Advances in Cataract Surgery Technique
Laser Assisted Cataract Surgery
In 2013 the Lensx laser was approved by the FDA for use by cataract surgeons in the United States. This laser creates cataract surgery incisions and partially disrupts the lens, making the removal of the lens faster, easier, and safer. The laser system offers the precision and reliability of computer control that is monitored by the surgeon. This technique has several advantages as compared to the standard method of cataract surgery, in which these steps are completed by hand. Use of the laser makes for shorter operating time, which makes the procedure generally better tolerated. It also give the surgeon a tool to correct mild astigmatism, which mean uncorrected vision after surgery will be sharper. Lastly, safety of the cataract surgery is improved with a lower complication rate. For all of these reasons Laser Assisted Cataract Surgery has found wide acceptance in the ophthalmic surgery community.
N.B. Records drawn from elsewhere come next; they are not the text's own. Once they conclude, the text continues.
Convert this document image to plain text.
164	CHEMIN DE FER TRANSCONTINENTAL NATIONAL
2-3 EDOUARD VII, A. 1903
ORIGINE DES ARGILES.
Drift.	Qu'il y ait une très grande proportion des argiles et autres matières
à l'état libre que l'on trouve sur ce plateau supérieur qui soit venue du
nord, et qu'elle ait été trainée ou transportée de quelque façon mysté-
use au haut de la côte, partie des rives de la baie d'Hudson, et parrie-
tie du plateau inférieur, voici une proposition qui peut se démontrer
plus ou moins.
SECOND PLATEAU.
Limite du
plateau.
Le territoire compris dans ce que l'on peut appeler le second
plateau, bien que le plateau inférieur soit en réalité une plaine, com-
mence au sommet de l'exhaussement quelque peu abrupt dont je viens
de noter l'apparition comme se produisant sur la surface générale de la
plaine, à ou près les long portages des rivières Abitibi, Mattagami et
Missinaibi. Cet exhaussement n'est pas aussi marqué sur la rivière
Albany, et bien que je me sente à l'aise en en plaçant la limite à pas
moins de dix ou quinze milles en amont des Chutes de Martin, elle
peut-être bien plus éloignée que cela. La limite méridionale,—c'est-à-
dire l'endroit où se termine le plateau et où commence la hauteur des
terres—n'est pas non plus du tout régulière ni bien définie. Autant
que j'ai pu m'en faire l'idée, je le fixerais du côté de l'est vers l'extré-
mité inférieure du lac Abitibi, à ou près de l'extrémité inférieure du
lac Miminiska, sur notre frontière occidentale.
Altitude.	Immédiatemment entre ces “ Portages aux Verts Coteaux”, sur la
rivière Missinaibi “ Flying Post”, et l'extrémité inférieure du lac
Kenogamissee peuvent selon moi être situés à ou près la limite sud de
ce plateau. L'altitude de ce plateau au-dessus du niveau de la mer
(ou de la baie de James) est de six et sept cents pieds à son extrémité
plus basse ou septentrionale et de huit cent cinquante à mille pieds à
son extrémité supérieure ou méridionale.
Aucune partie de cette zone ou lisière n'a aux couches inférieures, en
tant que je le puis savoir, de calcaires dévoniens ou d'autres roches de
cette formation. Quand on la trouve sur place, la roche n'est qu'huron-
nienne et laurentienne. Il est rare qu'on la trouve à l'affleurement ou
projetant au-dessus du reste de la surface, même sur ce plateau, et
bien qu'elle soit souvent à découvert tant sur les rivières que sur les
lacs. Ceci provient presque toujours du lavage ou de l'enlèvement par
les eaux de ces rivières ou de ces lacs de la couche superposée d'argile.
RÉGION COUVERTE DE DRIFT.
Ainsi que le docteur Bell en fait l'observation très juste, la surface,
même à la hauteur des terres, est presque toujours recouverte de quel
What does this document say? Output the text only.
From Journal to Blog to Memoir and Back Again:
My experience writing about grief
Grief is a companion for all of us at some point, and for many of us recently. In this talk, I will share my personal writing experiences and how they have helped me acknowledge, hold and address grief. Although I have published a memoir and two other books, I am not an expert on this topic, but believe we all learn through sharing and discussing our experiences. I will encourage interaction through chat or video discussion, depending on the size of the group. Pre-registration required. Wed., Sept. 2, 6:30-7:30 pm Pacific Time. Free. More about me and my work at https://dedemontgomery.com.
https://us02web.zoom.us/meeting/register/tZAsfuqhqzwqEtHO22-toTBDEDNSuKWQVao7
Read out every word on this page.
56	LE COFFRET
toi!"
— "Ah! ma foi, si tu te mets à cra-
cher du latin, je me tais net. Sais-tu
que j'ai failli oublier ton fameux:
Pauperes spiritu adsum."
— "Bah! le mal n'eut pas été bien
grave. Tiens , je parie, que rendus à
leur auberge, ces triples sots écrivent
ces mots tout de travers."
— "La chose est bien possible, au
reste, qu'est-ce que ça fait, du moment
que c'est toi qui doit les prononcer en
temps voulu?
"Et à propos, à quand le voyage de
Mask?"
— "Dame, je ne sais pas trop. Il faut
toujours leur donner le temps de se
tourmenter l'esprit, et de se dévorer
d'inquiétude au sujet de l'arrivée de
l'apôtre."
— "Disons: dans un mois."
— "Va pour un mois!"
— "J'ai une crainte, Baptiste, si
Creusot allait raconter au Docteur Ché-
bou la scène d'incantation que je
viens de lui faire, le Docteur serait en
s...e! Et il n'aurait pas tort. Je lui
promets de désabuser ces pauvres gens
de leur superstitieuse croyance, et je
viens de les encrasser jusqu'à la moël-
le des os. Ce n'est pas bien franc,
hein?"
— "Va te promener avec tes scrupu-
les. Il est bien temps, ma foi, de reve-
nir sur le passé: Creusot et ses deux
ORA-Guided Cataract Surgery
This revolutionary system is the first of its kind to gather data from intraoperative wavefront aberrometry during cataract surgery, to confirm proper lens implant selection and positioning in the age of refractive cataract surgery. ORA helps the surgeon select the most ideal parameters for the lens implant by assessing the eye after removal of the cataract, which in many instances prevents ideal preoperative assessment. The ORA system relies on a data base of nearly 80,000 cataract surgeries and is customized to each surgeon user. It provides patients with the security of knowing that they can have the best possible outcome. ORA is particularly effective at significantly reducing the need for a post-operative lens exchange or astigmatism enhancement. In Dr. Kaden’s practice ORA is used on all patients having a premium lens implant placed at the Ridgedale Surgery Center. ( Not available at Livingston Surgery Center).